Current Impact and Future Directions
Over the last couple of years, Professor Ika has had many impacts on the global project management profession. For example, Professor Ika has provided guidance to the PMI in 2024 on how to reframe project success through a literature review that he authored, synthesizing in plain language 50 years of research, helping shift project success from the iron triangle of time, cost and quality to a broader view emphasizing value, outcomes, stakeholder perceptions, and sustainability, among other things. As well, Professor Ika has provided guidance for the World Bank as an external advisory panel member on their 2023 Results and Performance of the World Bank Group Report. Moreover, he is a sought-after guest/keynote speaker (e.g., Swedish Transport Administration; Norwegian Concept Research Program; Dubai Project Management Forum; PMI Global Series in LA and Kigali).
Professor Ika continues to influence the field through various channels. He regularly provides commentary on major projects in both French and English media. His analysis of the 100-billion-dollar high-speed train project between Quebec City and Toronto, announced in February 2025, demonstrates his role as a public intellectual.
The Nation newspaper in Nigeria recognized him as a leading thought leader in project management and global development in 2023. Favikon ranking named him one of the top 20 Project Managers in Canada in 2025.
His research areas continue to evolve with global challenges. He focuses on project behavior and misbehavior, major infrastructure delivery, and the project management’s role in addressing grand challenges. His work on international development projects and complex project management remains highly relevant as organizations tackle climate change, urbanization, and technological transformation.

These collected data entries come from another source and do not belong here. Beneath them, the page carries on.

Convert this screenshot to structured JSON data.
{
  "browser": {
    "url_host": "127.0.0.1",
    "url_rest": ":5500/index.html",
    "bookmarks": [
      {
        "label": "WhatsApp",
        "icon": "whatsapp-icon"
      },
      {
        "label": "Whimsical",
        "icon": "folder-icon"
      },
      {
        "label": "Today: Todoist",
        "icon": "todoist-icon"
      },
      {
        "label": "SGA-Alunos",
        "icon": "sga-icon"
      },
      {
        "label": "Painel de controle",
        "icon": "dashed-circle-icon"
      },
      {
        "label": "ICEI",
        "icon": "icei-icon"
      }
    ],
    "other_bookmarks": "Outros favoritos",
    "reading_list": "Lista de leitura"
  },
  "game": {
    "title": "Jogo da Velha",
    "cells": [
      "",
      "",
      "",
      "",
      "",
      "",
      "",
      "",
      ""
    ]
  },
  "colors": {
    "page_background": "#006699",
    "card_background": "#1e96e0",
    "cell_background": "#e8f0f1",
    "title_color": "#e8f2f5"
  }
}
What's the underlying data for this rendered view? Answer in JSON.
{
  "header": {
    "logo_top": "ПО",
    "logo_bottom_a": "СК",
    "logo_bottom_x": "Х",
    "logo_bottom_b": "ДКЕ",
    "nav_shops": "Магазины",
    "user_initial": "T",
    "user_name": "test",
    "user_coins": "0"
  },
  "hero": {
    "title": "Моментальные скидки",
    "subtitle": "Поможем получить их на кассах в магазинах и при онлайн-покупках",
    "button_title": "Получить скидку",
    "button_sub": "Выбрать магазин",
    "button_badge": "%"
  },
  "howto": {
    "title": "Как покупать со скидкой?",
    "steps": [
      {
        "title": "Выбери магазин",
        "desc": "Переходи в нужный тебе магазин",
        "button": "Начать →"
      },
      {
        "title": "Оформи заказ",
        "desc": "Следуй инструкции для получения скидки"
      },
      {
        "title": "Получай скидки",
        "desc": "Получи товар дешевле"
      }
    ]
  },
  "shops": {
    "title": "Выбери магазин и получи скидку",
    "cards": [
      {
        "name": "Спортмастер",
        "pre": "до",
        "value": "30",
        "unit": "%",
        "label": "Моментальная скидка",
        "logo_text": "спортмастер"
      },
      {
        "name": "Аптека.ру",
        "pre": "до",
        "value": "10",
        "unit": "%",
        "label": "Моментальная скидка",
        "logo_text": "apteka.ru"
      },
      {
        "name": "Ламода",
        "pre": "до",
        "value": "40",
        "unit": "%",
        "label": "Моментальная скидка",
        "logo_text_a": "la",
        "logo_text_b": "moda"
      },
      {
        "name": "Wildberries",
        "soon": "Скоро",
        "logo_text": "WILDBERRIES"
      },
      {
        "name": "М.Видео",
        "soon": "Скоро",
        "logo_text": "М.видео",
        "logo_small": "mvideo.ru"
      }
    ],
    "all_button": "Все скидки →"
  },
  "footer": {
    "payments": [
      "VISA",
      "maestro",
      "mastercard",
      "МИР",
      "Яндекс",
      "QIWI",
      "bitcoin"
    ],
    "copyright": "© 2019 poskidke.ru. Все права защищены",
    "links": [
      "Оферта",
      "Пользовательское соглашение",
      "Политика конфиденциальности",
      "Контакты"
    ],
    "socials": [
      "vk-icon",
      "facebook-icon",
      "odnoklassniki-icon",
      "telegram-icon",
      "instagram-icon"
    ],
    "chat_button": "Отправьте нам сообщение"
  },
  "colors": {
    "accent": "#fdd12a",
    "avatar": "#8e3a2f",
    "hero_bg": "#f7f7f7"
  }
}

Building Tomorrow’s Project Leaders in Africa and Worldwide
Through his leadership at the University of Ottawa’s Telfer School of Management and his work in African institutions, Ika has trained and mentored dozens of scholars and practitioners. His Major Projects Observatory offers a unique space to track, study, and learn from large-scale projects — including those happening in Africa.
Professor Ika represents the evolution of project management from a technical discipline to a strategic capability. His work bridges academic rigor and practical application, connecting developed and developing economies and addressing both current challenges and future opportunities.
Through his research, teaching, and service, Professor Ika shapes how organizations approach complex projects worldwide. His emphasis on behavior, culture, and context provides crucial insights for managing projects across diverse environments. As global challenges become more complex, leaders like Professor Ika help ensure that project management continues to evolve and meet society’s needs.
His journey from a student to an internationally recognized expert demonstrates the power of combining rigorous scholarship with practical engagement.
Professor Lavagnon Ika is not just an academic — he is a visionary reshaping how Africa builds its future and how projects can help make the world a better place. His work reminds us that project success is not just a matter of technical execution, but of deep contextual understanding, political insight, and ethical responsibility. As Africa accelerates its development ambitions through major investments and transformative projects, Ika’s thought leadership provides a compass — ensuring that our projects don’t just deliver outputs, but lasting, inclusive outcomes.
As he continues his work, Professor Ika’s influence will undoubtedly extend to future generations of project managers and researchers who will tackle the complex challenges of tomorrow’s world.